Esistono studi clinici specifici per tumori dell’anziano?
In Europa c’è senz’altro una discriminazione e sono ben pochi gli studi clinici specifici fatti su pazienti anziani. Presso la nostra divisione di oncologia medica abbiamo protocolli di sperimentazione in cui entrano pazienti in età avanzata ammalati di tumore al polmone, alla mammella e di linfomi non Hodgkin. Questi protocolli prevedono che al cancro possano essere associate altre condizioni morbose, che però non devono essere particolarmente gravi. In presenza di un grave scompenso cardiaco, di una grave insufficienza respiratoria non possiamo fare entrare i pazienti in questi protocolli. Sono persone fragili e li trattiamo con una chemioterapia il più possibile individualizzata, in genere con un farmaco a dosi ridotte.

Dunque, si deve sempre prevedere una valutazione individuale?

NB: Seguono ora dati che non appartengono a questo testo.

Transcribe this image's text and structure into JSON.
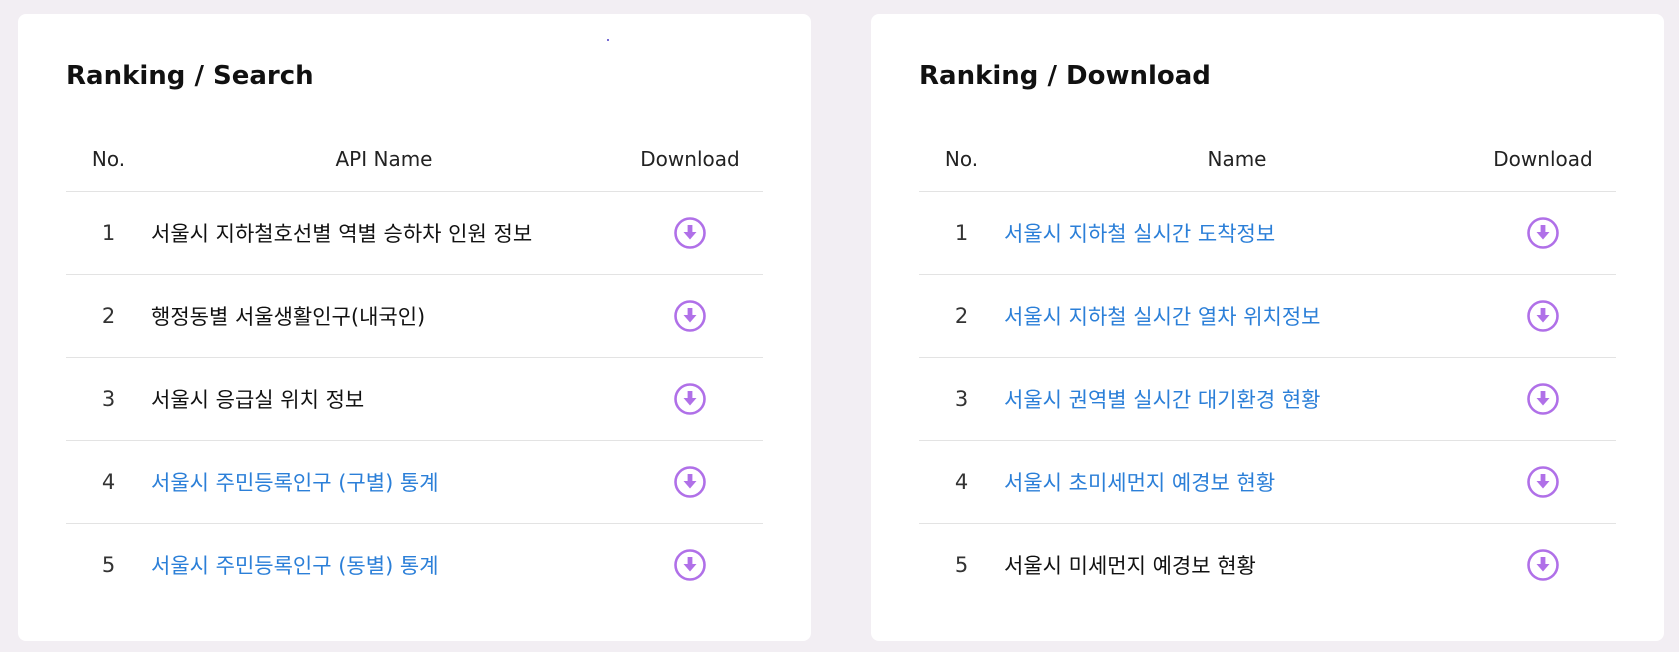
{
  "colors": {
    "page_background": "#f2eef3",
    "panel_background": "#ffffff",
    "link_text": "#2b7fd8",
    "download_icon": "#b070e8"
  },
  "search_ranking": {
    "title": "Ranking / Search",
    "columns": {
      "no": "No.",
      "name": "API Name",
      "download": "Download"
    },
    "rows": [
      {
        "no": "1",
        "name": "서울시 지하철호선별 역별 승하차 인원 정보",
        "linked": false
      },
      {
        "no": "2",
        "name": "행정동별 서울생활인구(내국인)",
        "linked": false
      },
      {
        "no": "3",
        "name": "서울시 응급실 위치 정보",
        "linked": false
      },
      {
        "no": "4",
        "name": "서울시 주민등록인구 (구별) 통계",
        "linked": true
      },
      {
        "no": "5",
        "name": "서울시 주민등록인구 (동별) 통계",
        "linked": true
      }
    ]
  },
  "download_ranking": {
    "title": "Ranking / Download",
    "columns": {
      "no": "No.",
      "name": "Name",
      "download": "Download"
    },
    "rows": [
      {
        "no": "1",
        "name": "서울시 지하철 실시간 도착정보",
        "linked": true
      },
      {
        "no": "2",
        "name": "서울시 지하철 실시간 열차 위치정보",
        "linked": true
      },
      {
        "no": "3",
        "name": "서울시 권역별 실시간 대기환경 현황",
        "linked": true
      },
      {
        "no": "4",
        "name": "서울시 초미세먼지 예경보 현황",
        "linked": true
      },
      {
        "no": "5",
        "name": "서울시 미세먼지 예경보 현황",
        "linked": false
      }
    ]
  },
  "icons": {
    "download": "download-circle-icon"
  }
}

Si, la valutazione individuale è fondamentale per vedere se l’anziano, avendo condizioni di accompagnamento morbose, è in grado di entrare nel protocollo. Quando queste condizioni sono particolarmente gravi allora non è inseribile nel protocollo. Non solo: come si fa a trattare un paziente con chemioterapia senza sapere se è in grado di muoversi, di usare i mezzi di trasporto per raggiungere il centro dove viene somministrata la chemioterapia antitumorale e senza sapere se è in grado di parlare al telefono con l’infermiera o con il medico in caso di necessità? In un lavoro apparso sul Journal of Clinical Oncology di gennaio su oltre 360 pazienti anziani con tumore abbiamo proprio valutato questi aspetti. E abbiamo concluso che per questo tipo di malati è necessario premettere alla terapia una valutazione complessiva che abbiamo chiamato “Valutazione geriatrica complessiva” capaci di darci gli elementi su cui disegnare la terapia.

Insomma quel proiettile magico che Paul Erlich cercava, cominciando, negli anni ’50, la grande avventura della moderna farmacologia a caccia della molecola miracolosa capace di far fuori la malattia, e che gli oncologi medici hanno trovato aumentando in maniera straordinaria le probabilità di sopravvivenza dei pazienti con le più svariate tipologie di cancro, sembra non essere più né tanto proiettile né tanto magico. Il nuovo scenario demografico vede ribaltata la popolazione di malati che giungono negli ospedali: un esercito di creature fragili, psicologicamente, e socialmente, che chiedono un aiuto, per loro quel proiettile magico, il farmaco, non può essere la soluzione standard. Questa rivoluzione demografica impone all’oncologia medica una rivoluzione strutturale, una rivoluzione copernicana capace di ribaltare la mentalità di medici e pazienti riportando al centro l’uomo.